Reputation: 6041
In C#, given two input Type
s, it it possible to determine the output Type
and implicit upcast Type
s for an operator? For example, consider the expression s + i
. Say I have the following information:
short s;
int i;
Type leftType = typeof(short);
Type rightType = typeof(int);
Can I determine the following information about the expression s + i
?
Type leftUpcastType = typeof(int);
Type rightUpcastType = typeof(int);
Type outputType = typeof(int);
I obviously could do this with an enormous lookup table of all the types and operators, but there might be an easier way. Ideally this would work for user-defined classes with operator overloads too, but that is a secondary requirement.
Upvotes: 3
Views: 158
Reputation:
The best way to do this is to examine the return type of an expression that adds two values of the types you're interested in. This way you don't need to worry about providing valid values for the addition at runtime, when all you care about is the return type.

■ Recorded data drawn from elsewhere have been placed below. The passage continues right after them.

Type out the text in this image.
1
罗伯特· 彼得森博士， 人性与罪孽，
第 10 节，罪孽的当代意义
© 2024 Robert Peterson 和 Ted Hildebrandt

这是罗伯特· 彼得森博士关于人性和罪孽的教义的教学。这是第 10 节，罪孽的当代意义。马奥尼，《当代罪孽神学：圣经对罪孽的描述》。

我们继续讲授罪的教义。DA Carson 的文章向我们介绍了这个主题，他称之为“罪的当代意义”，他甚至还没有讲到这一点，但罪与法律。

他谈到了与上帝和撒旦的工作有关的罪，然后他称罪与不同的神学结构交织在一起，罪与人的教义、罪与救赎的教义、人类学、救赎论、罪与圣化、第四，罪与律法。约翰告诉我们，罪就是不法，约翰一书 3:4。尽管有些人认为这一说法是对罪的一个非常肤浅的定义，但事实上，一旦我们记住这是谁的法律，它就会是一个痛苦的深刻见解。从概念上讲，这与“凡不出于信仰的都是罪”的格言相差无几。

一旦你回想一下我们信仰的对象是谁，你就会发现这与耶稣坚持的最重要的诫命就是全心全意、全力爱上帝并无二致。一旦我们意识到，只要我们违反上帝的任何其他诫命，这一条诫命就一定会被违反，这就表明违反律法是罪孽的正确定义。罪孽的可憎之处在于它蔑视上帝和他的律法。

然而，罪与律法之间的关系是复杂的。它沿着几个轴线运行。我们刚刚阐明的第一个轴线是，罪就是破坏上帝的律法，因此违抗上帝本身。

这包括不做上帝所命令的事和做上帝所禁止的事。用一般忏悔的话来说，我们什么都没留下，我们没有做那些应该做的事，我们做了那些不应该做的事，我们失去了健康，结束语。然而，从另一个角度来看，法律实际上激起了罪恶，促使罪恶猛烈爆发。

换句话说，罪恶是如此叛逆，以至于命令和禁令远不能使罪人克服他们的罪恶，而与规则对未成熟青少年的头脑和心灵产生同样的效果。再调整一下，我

You can either take an existing expression and walk down the expression tree if one is available to you, or do something like this:
static Type GetTypeOfSummation<T1, T2>()
{
var p1 = Expression.Parameter(typeof(T1), "t1");
var p2 = Expression.Parameter(typeof(T2), "t2");
LambdaExpression x = DynamicExpression.ParseLambda(new[] { p1, p2 }, null, "t1 + t2");
return x.Body.Type;
}
static void Main()
{
Console.WriteLine(GetTypeOfSummation<int, double>()); // System.Double
Console.WriteLine(GetTypeOfSummation<int, decimal>()); // System.Decimal
Console.WriteLine(GetTypeOfSummation<float, double>()); // System.Double
}
This generic method will return the type of the addition operation without actually performing the addition.
You can of course do this with Type
instances instead of generic type parameters as well, if that's what you want:
static Type GetTypeOfSummation(Type t1, Type t2)
{
var p1 = Expression.Parameter(t1, "t1");
var p2 = Expression.Parameter(t2, "t2");
LambdaExpression x = DynamicExpression.ParseLambda(new[] { p1, p2 }, null, "t1 + t2");
return x.Body.Type;
}
To be clear, DynamicExpression
is from the System.Linq.Dynamic
namespace, which you can obtain by referencing: https://www.nuget.org/packages/System.Linq.Dynamic/
Upvotes: 2
Reputation: 3256
Yes, you can achieve this using the dynamic
Type. Keep in mind, though, that dynamic will throw an exception for anything that can't be summed at runtime so you will need to ensure that you are only passing valid values or wrap in a try/catch.
var leftType = left.GetType();
var rightType = right.GetType();
var outputType = ((dynamic)left + (dynamic)right).GetType();
You can then infer from this information whether one, both or neither of the objects were converted for the operation.